A: I think this is largely racist and sentimental nonsense. It is in the same style as ‘Only Greeks/Russians/Romanians/Georgians/Serbs etc can be Orthodox’ because ‘God only speaks Greek/Russian/Romanian/ Georgian/ Serb’ etc. I have only known eight Irish people in Ireland who have joined the Orthodox Church in the last 45 years. Generally, Roman Catholics from any European country do not join the Orthodox Church because of their brainwashing and conditioning that the only Christians in the world are Catholics – either you are Catholic or else you are nothing. Similarly I only know a handful of Scottish and Welsh people who have become Orthodox in that period. This is because although Protestants do join the Church, generally they do not become Orthodox because they remain with their baggage of the Protestant moralistic mindset and so stay on the fringes of the Church. This is especially true of Calvinism which still dominates the religious (and anti-religious) mindset of the Scots and the Welsh.

However, there is a more serious point here. In order to become Orthodox (sadly, that should be the same as joining the Orthodox Church, but it is not), you have to give up the mythical superiority of your cultural prejudices, cleansing yourself of them and putting Christ above them. For many, less educated people, that is easy because they have never had the mythical superiority of cultural prejudices anyway. But for those who belong to the Establishment, this is virtually impossible. This is because the Establishment is wholly based on cultural prejudices, i. e. on not putting Christ first.

An example of this is the tragic case of the late David Balfour (1903-1989), who as a British spy and friend of the late Fr Sophrony Sakharov, obtained a Western passport for him in Paris after the latter’s expulsion from Mt Athos after World War II. Balfour was an Establishment figure and intellectual who had become a Jesuit, then got himself ordained as a Greek Orthodox priest and became the confessor of King George II of Greece.
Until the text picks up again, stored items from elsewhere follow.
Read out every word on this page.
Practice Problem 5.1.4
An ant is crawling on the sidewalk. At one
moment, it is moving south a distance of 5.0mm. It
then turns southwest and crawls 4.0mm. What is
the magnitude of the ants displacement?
At the same time as this, he was working in Athens as a British spy, betraying all the secrets of confession of the King during World War II. He was of course eventually defrocked. (As for the King who was known for election-rigging, he was thrown out of Greece and went to live with his mistress in an expensive part of London, but that is another story).
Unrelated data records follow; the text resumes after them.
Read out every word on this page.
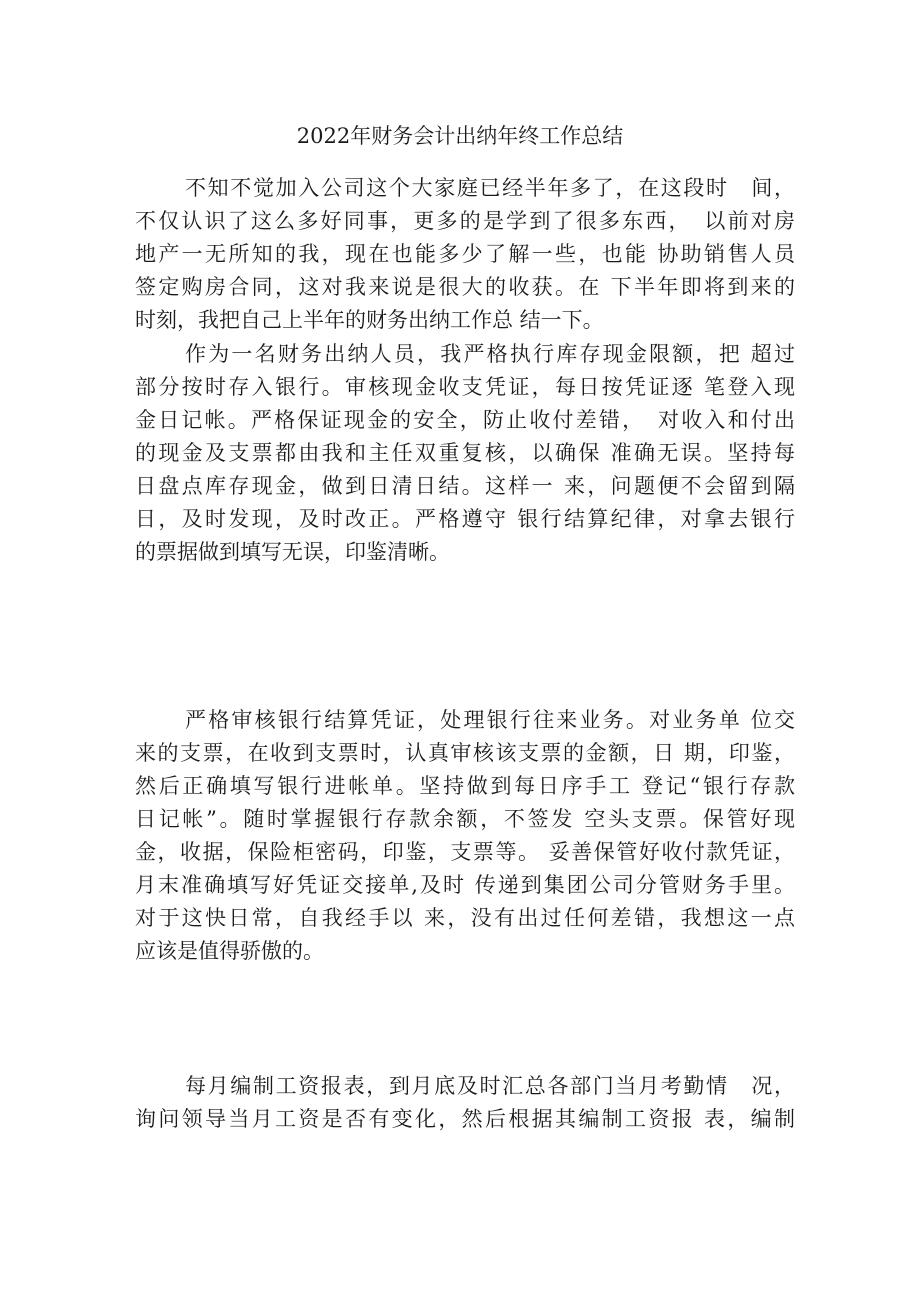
2022年财务会计出纳年终工作总结
不知不觉加入公司这个大家庭已经半年多了，在这段时　间，
不仅认识了这么多好同事，更多的是学到了很多东西，　以前对房
地产一无所知的我，现在也能多少了解一些，也能 协助销售人员
签定购房合同，这对我来说是很大的收获。在 下半年即将到来的
时刻，我把自己上半年的财务出纳工作总 结一下。
作为一名财务出纳人员，我严格执行库存现金限额，把 超过
部分按时存入银行。审核现金收支凭证，每日按凭证逐 笔登入现
金日记帐。严格保证现金的安全，防止收付差错，　对收入和付出
的现金及支票都由我和主任双重复核，以确保 准确无误。坚持每
日盘点库存现金，做到日清日结。这样一 来，问题便不会留到隔
日，及时发现，及时改正。严格遵守 银行结算纪律，对拿去银行
的票据做到填写无误，印鉴清晰。
严格审核银行结算凭证，处理银行往来业务。对业务单 位交
来的支票，在收到支票时，认真审核该支票的金额，日 期，印鉴，
然后正确填写银行进帐单。坚持做到每日序手工 登记“银行存款
日记帐”。随时掌握银行存款余额，不签发 空头支票。保管好现
金，收据，保险柜密码，印鉴，支票等。 妥善保管好收付款凭证，
月末准确填写好凭证交接单,及时 传递到集团公司分管财务手里。
对于这快日常，自我经手以 来，没有出过任何差错，我想这一点
应该是值得骄傲的。
每月编制工资报表，到月底及时汇总各部门当月考勤情　况，
询问领导当月工资是否有变化，然后根据其编制工资报 表，编制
Balfour’s story is a very typical story of someone who put the Western Establishment first. There have been many other converts like him, most of them who got ordained (often through simony), then get defrocked or sidelined. I have seen so many of them, washed-up intellectuals with their doctorates, and/or private school aristocrats who have never made it, never having been accepted by the Orthodox people. What a pity that the Greek Church was so naïve that it received this predatory individual Balfour. I only met him in the 70s, when he still came over as an incredibly arrogant and unrepentant person. I hope he did repent before the end.

Q: Whom do you hope to see canonized in your lifetime?
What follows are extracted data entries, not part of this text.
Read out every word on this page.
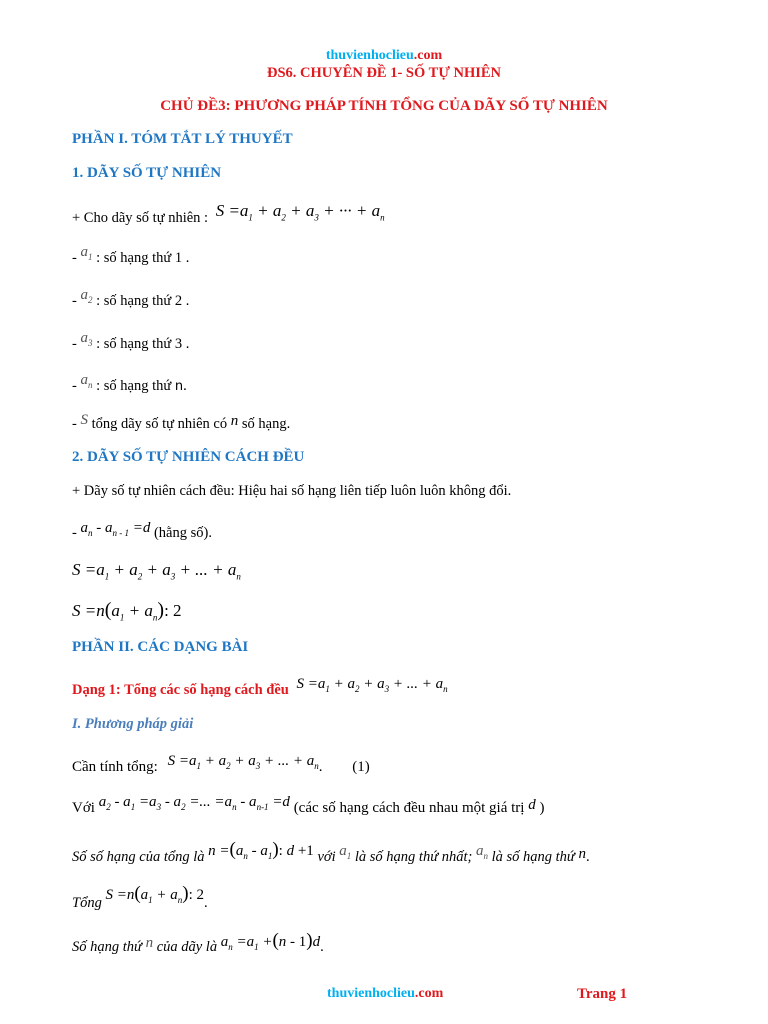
thuvienhoclieu.com
ĐS6. CHUYÊN ĐỀ 1- SỐ TỰ NHIÊN
CHỦ ĐỀ3: PHƯƠNG PHÁP TÍNH TỔNG CỦA DÃY SỐ TỰ NHIÊN
PHẦN I. TÓM TẮT LÝ THUYẾT
1. DÃY SỐ TỰ NHIÊN
+ Cho dãy số tự nhiên : $S =a_1 + a_2 + a_3$ + ··· + $a_n$
- $a_1$ : số hạng thứ 1 .
- $a_2$ : số hạng thứ 2 .
- $a_3$ : số hạng thứ 3 .
- $a_n$ : số hạng thứ n.
- S tổng dãy số tự nhiên có n số hạng.
2. DÃY SỐ TỰ NHIÊN CÁCH ĐỀU
+ Dãy số tự nhiên cách đều: Hiệu hai số hạng liên tiếp luôn luôn không đổi.
- $a_n - a_{n - 1} =d$ (hằng số).
$S =a_1 + a_2 + a_3$ + ... + $a_n$
$S =n(a_1 + a_n)$: 2
PHẦN II. CÁC DẠNG BÀI
Dạng 1: Tổng các số hạng cách đều $S =a_1 + a_2 + a_3$ + ... + $a_n$
I. Phương pháp giải
Cần tính tổng: $S =a_1 + a_2 + a_3$ + ... + $a_n$. (1)
Với $a_2 - a_1 =a_3 - a_2$ =... $=a_n - a_{n-1} =d$ (các số hạng cách đều nhau một giá trị d )
Số số hạng của tổng là $n =(a_n - a_1)$: d +1 với $a_1$ là số hạng thứ nhất; $a_n$ là số hạng thứ n.
Tổng $S =n(a_1 + a_n)$: 2.
Số hạng thứ n của dãy là $a_n =a_1 +(n - 1)d$.
thuvienhoclieu.com	Trang 1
A: There are many figures, but I hope that the first will be the visionary Elder Nikolai (Guryanov), who bore the prophetic message that is already coming true. He carried a revelation from heaven who may help change the destiny of the world by helping to bring about mass repentance in Russia that we are still waiting for. Only after mass repentance can Russia begins its universal mission of preaching repentance to the rest of the world, which another prophet, St Seraphim of Sarov, canonized on the insistence of the martyred Tsar, spoke of. This is all necessary in order to prepare the world before the end.

Q: Do you consider that as Russian Orthodox in the West we should be, as it were, ‘ambassadors’ of the Russian Federation?

A: Not at all! What a terrible idea! The Russian Federation is a temporary and secular political settlement to a problem caused by 1917 and is not long for this world. However, what we are is ambassadors of the once and future Christian Empire and Emperor, which will be restored. Restored, but only after we have overcome the Soviet subculture of today’s Russian Federation and the petty Balkan racism and disintegration in the rest of the once Orthodox world, as we so clearly saw at the pathetic forum in Crete in 2016.